There’s also hope that the Indian market may grow, now that a new trade agreement is in place, cutting tariffs on premium Australian wine by half to 75 per cent. Excitement is tempered by the fact that only around 3 million of its 1.38 billion inhabitants regularly drink wine.

Despite its small size, Singapore is growing to become a more important market than ever. Importing A$166 million in Australian wines in 2021 – nearly double that of 2020 – Singapore spends as much on Australian wine as the next four biggest Asian markets (Japan, South Korea, Malaysia and Taiwan) combined. In fact, Singapore is now the fifth-largest export market for Aussie wines worldwide.

In the absence of the Chinese customer, a Singapore drinker might have hoped for more competitive prices. Unfortunately, that has not transpired given increased logistics costs and delays in shipping resulting from the global freight crisis and rising fuel prices, among other factors.

What we are seeing is somewhat better access to outstanding Australian wines that may otherwise have found their way to China.
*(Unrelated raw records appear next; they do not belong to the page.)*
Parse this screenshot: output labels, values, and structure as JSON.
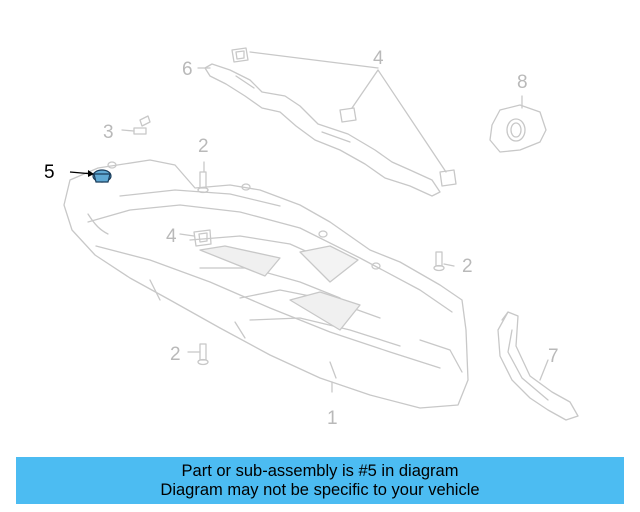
{
  "diagram": {
    "callouts": {
      "c1": "1",
      "c2a": "2",
      "c2b": "2",
      "c2c": "2",
      "c3": "3",
      "c4a": "4",
      "c4b": "4",
      "c5": "5",
      "c6": "6",
      "c7": "7",
      "c8": "8"
    },
    "highlight_color": "#5fa8d3",
    "line_color": "#c8c8c8"
  },
  "banner": {
    "line1": "Part or sub-assembly is #5 in diagram",
    "line2": "Diagram may not be specific to your vehicle",
    "background": "#4cbcf2"
  }
}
Singapore-based drinkers can “look forward to more choice from better, more elevated, more niche Australia producers,” Matthew Lonergan, co-founder of Singapore fine wine distributor Pivene, told me.

“Though always a popular category in Singapore, Australian wine is often viewed as a relatively mainstream choice, built around familiar brands from dominant, multinational distributors who eagerly play on price and mass distribution in both the trade and retail environments,” Lonergan said.

“The real opportunity now is for a recalibration of Australian wine, insofar as its perception and positioning go.”